News / Brislington

Brislington East councillor resigns from Tory party

By lowie trevena, Friday Jul 19, 2019

Long-term Conservative Tony Carey has quit the party, siting his disenchantment with the Tories at a national level.

The councillor for Brislington East branded the two leadership candidates Jeremy Hunt and Boris Johnson, “morally suspect” as he spoke to Bristol24/7 about the difficult decision to resign the party whip on Thursday, July 18

Carey, who will continue as an independent councillor, said that his disenchantment was with the national Conservative party, and that he had nothing against the local Tories, calling them “lovely people”.

But he highlighted the failings of the party on a national level, including the inability to keep the party united, deliver Brexit successfully and poor handling of business, especially the high speed railway programme HS2.

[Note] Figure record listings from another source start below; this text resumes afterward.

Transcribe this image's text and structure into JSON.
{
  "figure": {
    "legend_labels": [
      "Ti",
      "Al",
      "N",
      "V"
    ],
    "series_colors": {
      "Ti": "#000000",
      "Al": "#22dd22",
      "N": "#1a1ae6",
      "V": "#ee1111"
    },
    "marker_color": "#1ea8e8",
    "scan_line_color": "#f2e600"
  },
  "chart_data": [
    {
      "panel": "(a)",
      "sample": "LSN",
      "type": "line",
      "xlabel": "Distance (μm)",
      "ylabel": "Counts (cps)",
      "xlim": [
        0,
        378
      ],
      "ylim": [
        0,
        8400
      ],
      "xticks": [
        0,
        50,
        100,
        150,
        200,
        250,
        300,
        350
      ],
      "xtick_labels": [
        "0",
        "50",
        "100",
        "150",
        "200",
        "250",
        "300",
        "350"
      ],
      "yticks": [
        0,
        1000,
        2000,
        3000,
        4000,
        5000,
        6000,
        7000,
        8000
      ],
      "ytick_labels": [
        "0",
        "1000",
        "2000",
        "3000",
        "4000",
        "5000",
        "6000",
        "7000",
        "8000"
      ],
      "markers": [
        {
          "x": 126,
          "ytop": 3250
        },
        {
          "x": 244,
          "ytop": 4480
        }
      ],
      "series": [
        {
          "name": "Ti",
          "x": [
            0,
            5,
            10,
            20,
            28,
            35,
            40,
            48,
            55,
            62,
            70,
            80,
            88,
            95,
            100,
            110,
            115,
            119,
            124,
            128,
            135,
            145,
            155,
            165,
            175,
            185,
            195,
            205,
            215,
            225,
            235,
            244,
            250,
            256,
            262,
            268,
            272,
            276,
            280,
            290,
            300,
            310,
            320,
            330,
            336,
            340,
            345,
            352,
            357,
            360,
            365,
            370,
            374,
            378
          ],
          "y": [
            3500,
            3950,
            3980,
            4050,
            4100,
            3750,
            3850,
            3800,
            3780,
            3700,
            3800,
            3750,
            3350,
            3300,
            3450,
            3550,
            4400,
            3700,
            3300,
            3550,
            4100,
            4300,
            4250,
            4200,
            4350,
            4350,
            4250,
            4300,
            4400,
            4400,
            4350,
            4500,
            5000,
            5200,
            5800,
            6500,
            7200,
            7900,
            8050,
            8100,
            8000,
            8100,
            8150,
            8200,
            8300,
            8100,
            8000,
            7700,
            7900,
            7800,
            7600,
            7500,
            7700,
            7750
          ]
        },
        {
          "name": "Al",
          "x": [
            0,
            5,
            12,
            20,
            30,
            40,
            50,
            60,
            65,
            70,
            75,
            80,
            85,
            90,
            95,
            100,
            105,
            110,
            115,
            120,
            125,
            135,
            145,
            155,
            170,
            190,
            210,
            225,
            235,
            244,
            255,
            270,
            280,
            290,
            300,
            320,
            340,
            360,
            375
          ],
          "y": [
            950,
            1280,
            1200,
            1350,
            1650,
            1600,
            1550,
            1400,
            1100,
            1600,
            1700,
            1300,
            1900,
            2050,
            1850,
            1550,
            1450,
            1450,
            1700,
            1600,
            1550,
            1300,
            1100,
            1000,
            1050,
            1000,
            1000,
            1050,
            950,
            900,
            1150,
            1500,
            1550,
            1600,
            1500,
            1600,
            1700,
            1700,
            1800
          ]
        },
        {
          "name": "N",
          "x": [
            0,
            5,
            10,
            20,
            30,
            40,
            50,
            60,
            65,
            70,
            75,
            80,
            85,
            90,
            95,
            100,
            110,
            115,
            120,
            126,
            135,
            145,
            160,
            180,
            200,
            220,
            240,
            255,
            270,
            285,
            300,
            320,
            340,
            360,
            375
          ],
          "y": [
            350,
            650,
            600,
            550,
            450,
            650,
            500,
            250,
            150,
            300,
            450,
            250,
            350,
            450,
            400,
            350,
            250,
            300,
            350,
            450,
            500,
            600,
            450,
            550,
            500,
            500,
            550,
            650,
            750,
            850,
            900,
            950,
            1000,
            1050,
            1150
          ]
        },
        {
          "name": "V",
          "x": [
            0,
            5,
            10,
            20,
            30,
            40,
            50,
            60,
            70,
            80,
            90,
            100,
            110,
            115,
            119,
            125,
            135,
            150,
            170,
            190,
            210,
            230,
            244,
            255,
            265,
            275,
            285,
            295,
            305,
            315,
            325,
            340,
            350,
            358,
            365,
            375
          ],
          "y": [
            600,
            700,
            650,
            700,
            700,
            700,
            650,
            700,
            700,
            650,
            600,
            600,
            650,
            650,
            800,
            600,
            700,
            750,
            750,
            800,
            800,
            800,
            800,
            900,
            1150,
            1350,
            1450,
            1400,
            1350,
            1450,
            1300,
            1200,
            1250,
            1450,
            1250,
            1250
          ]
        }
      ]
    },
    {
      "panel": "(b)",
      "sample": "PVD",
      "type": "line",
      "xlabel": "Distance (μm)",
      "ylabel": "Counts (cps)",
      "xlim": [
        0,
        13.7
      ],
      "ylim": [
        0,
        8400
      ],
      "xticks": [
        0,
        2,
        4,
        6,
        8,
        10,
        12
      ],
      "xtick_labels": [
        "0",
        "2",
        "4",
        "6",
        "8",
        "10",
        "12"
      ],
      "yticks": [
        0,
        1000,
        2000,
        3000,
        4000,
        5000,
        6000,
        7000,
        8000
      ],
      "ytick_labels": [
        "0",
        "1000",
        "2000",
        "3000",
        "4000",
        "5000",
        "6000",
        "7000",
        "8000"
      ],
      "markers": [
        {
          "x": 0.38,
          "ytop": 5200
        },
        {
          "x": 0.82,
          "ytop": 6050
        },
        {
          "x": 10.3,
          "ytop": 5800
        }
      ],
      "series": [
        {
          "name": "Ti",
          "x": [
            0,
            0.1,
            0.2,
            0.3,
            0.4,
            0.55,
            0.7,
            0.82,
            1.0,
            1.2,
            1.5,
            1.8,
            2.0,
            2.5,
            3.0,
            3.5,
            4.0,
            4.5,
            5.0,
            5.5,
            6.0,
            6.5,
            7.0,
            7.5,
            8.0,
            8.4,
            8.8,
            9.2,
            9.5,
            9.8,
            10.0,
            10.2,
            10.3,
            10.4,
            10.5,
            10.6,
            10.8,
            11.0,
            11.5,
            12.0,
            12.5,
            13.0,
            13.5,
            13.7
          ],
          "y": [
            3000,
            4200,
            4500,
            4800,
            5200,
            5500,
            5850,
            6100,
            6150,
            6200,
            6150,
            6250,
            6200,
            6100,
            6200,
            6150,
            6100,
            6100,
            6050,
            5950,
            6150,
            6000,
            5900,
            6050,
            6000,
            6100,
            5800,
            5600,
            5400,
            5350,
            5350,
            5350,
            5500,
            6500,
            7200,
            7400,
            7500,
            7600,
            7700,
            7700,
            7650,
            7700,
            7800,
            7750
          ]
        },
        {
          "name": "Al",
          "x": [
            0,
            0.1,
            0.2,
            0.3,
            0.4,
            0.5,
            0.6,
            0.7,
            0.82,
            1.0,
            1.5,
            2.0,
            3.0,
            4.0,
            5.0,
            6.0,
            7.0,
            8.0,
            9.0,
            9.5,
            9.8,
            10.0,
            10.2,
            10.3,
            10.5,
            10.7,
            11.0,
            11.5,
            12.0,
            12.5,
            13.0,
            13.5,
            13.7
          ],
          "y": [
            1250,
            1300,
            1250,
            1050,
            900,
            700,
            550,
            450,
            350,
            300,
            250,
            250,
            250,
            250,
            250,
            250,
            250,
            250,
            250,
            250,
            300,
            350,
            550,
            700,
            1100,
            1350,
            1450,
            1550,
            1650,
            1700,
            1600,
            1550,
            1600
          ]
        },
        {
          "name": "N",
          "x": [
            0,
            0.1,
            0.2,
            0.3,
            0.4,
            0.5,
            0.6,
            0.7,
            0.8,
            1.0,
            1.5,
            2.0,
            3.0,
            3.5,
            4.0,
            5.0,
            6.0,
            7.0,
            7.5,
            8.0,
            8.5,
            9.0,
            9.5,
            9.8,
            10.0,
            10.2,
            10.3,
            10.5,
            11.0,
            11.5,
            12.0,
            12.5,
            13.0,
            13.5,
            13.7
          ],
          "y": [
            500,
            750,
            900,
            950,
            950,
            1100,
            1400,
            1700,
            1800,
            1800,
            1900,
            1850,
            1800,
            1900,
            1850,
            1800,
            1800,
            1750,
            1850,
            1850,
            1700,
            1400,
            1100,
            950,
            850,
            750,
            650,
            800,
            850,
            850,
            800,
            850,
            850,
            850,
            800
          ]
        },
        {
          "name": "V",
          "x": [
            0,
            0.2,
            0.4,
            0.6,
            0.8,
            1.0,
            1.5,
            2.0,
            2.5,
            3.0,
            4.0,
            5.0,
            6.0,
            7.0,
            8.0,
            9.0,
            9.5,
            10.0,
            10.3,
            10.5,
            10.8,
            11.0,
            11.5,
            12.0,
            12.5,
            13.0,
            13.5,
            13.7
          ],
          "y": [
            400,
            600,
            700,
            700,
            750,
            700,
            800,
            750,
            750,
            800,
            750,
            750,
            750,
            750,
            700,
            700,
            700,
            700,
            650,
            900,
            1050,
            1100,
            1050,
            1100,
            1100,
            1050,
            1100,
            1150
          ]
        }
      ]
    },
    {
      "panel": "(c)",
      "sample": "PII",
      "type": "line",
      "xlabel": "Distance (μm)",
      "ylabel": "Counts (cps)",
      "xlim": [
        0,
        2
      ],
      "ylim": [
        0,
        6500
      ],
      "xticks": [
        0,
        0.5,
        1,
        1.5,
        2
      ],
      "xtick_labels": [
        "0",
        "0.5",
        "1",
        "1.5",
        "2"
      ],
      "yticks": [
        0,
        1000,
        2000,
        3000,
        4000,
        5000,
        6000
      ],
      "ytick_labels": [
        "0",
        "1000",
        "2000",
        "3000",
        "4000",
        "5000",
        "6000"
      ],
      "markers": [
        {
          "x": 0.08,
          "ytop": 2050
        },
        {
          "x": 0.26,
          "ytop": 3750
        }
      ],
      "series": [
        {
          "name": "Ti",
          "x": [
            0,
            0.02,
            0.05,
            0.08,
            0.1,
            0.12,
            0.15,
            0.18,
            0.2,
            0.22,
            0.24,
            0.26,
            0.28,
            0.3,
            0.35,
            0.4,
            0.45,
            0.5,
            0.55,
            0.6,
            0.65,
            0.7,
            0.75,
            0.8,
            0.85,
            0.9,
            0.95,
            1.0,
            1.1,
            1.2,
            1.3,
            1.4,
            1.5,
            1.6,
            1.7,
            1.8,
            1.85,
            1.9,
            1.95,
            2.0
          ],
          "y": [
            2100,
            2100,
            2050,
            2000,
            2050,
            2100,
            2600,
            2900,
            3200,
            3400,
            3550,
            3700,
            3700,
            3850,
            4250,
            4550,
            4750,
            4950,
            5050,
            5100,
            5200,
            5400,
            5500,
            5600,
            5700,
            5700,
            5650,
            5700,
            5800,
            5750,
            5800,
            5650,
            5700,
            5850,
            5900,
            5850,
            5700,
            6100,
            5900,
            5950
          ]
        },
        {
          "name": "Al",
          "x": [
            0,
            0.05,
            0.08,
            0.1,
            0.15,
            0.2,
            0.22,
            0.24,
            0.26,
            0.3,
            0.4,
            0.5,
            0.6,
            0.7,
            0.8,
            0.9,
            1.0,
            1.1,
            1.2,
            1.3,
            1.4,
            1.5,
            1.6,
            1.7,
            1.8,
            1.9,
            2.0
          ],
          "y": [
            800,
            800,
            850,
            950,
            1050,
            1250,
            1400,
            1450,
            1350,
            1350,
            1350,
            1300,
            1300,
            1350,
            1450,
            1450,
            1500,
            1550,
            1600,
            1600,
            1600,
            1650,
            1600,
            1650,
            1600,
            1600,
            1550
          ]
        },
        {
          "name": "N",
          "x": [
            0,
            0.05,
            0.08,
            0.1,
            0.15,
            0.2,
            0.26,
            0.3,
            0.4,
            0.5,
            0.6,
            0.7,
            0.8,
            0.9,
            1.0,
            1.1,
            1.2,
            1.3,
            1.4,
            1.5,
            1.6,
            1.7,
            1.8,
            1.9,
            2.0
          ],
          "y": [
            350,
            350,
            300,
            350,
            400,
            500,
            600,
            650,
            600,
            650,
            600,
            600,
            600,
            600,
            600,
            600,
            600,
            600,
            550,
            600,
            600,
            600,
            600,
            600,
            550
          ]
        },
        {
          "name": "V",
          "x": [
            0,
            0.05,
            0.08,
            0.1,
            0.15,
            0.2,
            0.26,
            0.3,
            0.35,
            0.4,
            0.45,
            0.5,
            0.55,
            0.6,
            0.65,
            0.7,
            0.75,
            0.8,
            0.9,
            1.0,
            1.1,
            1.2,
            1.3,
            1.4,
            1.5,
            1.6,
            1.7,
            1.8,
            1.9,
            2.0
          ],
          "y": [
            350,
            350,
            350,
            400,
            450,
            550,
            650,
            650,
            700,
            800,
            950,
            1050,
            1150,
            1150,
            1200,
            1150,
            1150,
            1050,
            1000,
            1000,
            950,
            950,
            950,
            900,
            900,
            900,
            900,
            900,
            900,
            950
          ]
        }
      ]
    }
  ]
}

“Universal credit should’ve had the money put into it instead. Lives have been put in a dreadful position and there would have been less of a rise in food banks,” Carey said.

Tony Carey, right, looks over the local railway

Following the Brexit referendum (in which Carey voted to leave, calling the European Parliament “poorly audited”), he said that the party handled the process poorly and that this has been a major factor in his decision to leave.

“The Tories have failed to deliver Brexit twice already, the whole public, whether they’re remain or leave are just thinking ‘bloody hell, get on with it’,” says Carey, adding that the division that Brexit has caused has been the “worst thing since Margaret Thatcher and the miners”.

Carey says that Theresa May made the correct decision to step down at leader of the party but is not willing to be represented by either Jeremy Hunt of Boris Johnson.

Tony Carey in his ward

Carey handed in his notice on Wednesday, July 17 and announced his departure from the party a day later

“I put it up on my community pages on Facebook and had a positive response within minutes,” he says. “That’s when I felt I had made the right decision.

“I don’t want to be seen as a Tory councillor; I want to be seen as a Brislington councillor. I run a Scout group here, I’m part of a community gardening group. I was born here and have lived here nearly all my life. I’m Brislington through-and-through.

“I can’t be seen on the Conservative bench at the moment. I’ve got to work for my community, that’s my first responsibility.”